During the “Flagpole War” of the 1980s, South Korea erected a 100-metre pole at Daesong-Dong, the only village in the southern DMZ. Then North Korea responded with a 160m version at Kijong-Dong, the DMZ’s sole northern settlement.

This held the world record for a time. But international flagpole height is a competitive marketplace, and thanks to developments in Azerbaijan and elsewhere, North Korea’s is down to sixth place now.

Kijong-Dong, also visible behind the flag – deliberately for the benefit of photographers – is a “Potemkin Village”.

It was designed as a model community, with attractively painted houses serving a 200-family collective farm, serviced by childcare facilities, schools, and a hospital.

As such, it was supposed to tempt defections from the oppressed masses across the border. Alas for that, South Korea (which has studied the village long and hard through telescopic lenses) insists Kijong-Dong is an uninhabited propaganda stunt.

From a row of fixed binoculars on a terrace beside the observatory, we too took turns to scrutinise the North Koreans. But after a while, it became almost as interesting to watch the people watching.

“I see them!” declared one excited American woman whose US-Korean companion had been advising her where to focus. “On bicycles! Five, six, seven, eight – who are they?” she asked, as if uncovering a plot. “Farmers, I guess,” her friend replied.

Speaking of farmers, we had seen near the Gateway to Unification a park containing the model of a cow, on which hangs a tale (and tail).

The story starts with Chung Yu-Tang (1915-2001), born the eldest son of a peasant family in what is now North Korea. Uninterested in farming, he made several attempts to escape it, including one at the age of 17, when he stole a family cow to finance a new life in Seoul.

He went on to set up Hyundai. And decades after that, his fortune made, he felt the need to atone for the bovine larceny while also advancing his cherished ambition for cross-border cooperation.

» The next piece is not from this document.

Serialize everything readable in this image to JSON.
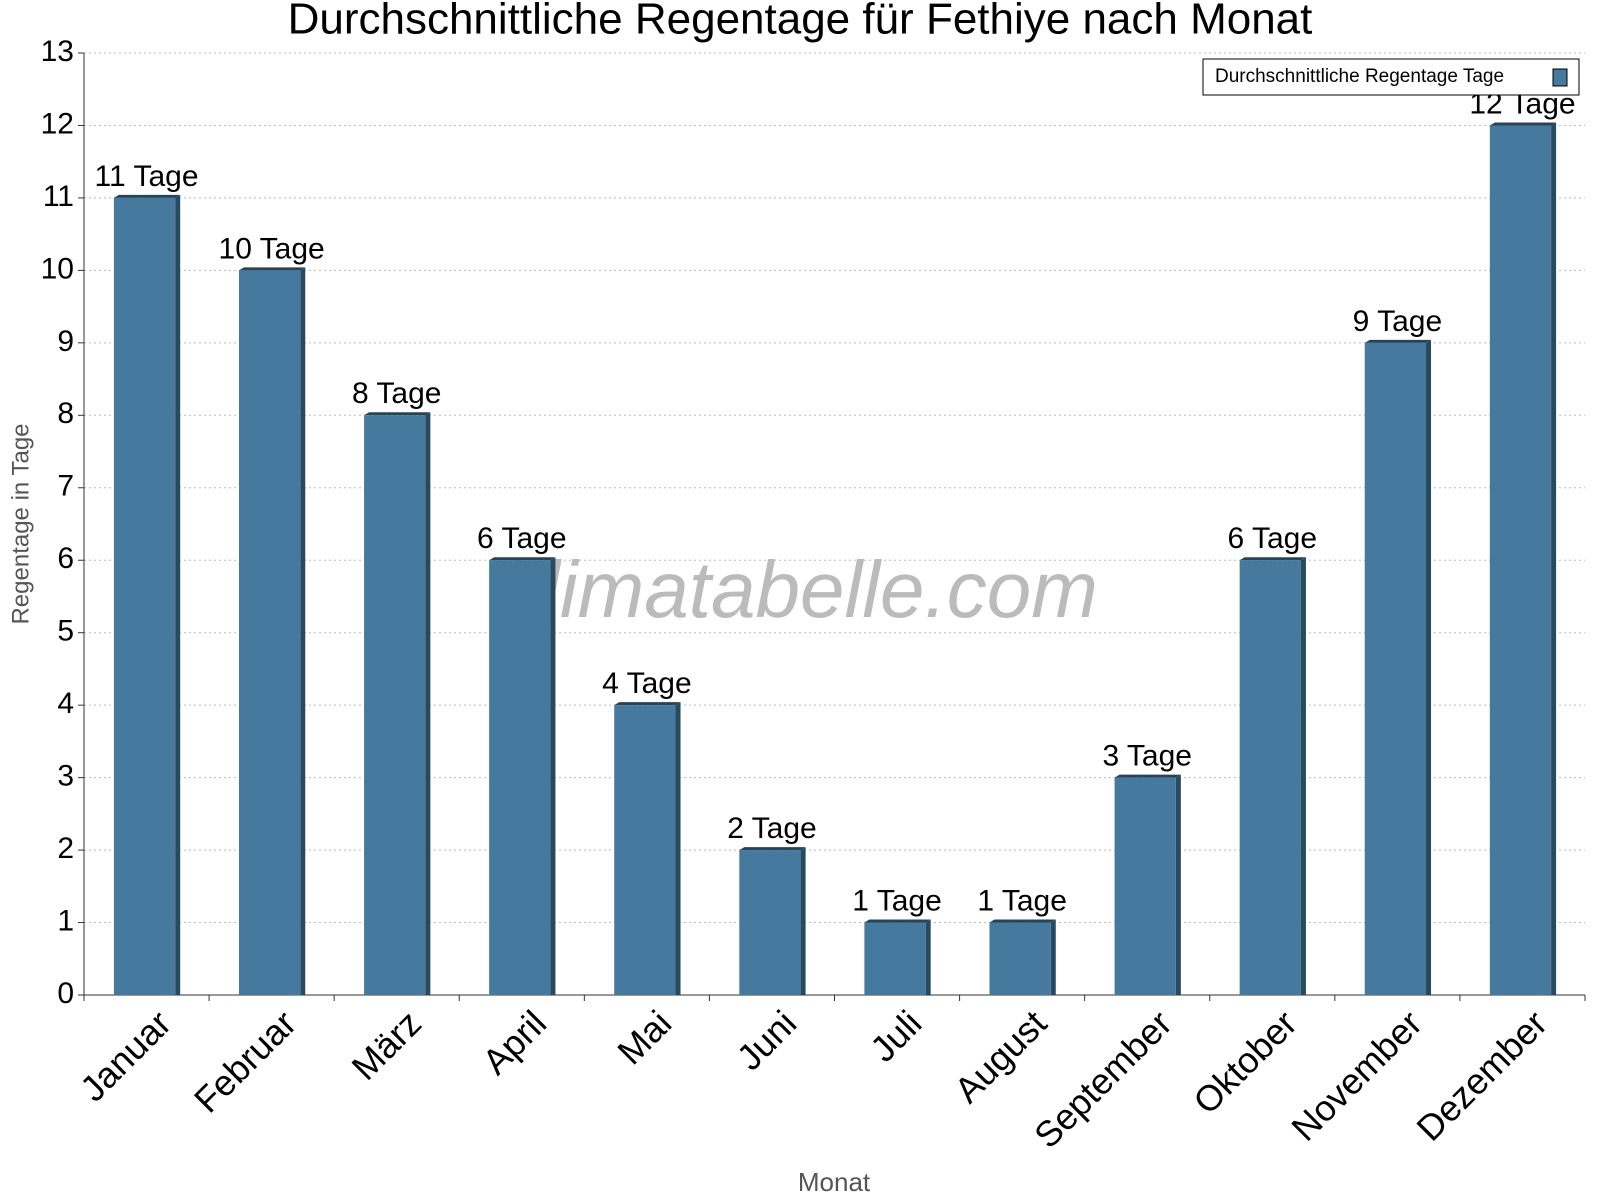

So in 1998, he sent a herd of cows (1,000 according to Sharon, although some versions say 500) across the bridge as a gift to the impoverished north. The statue commemorates his gesture.

There have been much larger-scale attempts at cooperation too. Also visible from Dora Observatory is Kaesong Industrial Park, where 123 South Korean factories used to employ 50,000 North Koreans. Cross-border tensions capsized the project a decade ago, however. The complex is abandoned now.

In keeping with the checkpoint euphemism, meanwhile, South Korea has a full-time Ministry of Unification. But that trimmed its 700-plus workforce last year in a restructuring plan. And for younger Koreans, at least, the imperative towards reunification is not what it once was.

North Korea is “no longer our number one problem”, Sharon told us. Population collapse has replaced it. On current birth trends, South Korea would cease to exist sometime next century. But looking toward Europe, while still scarred by the pandemic, many Koreans remain reluctant to embrace immigration as a solution.

The DMZ lives on for now and the foreseeable future, and in surprising ways. Landmines make it a perilous place for humans and hundreds have died in skirmishes there since the Korean War ended. But for some of the same reasons, it is also a haven for wildlife.

Photographic evidence suggests the strip is home to more than 6,000 species, including endangered mountain goats, golden eagles, and the Asiatic black bear. A spokesman for the DMZ Forum, a group campaigning to protect the area’s ecology, has called it “an accidental paradise”.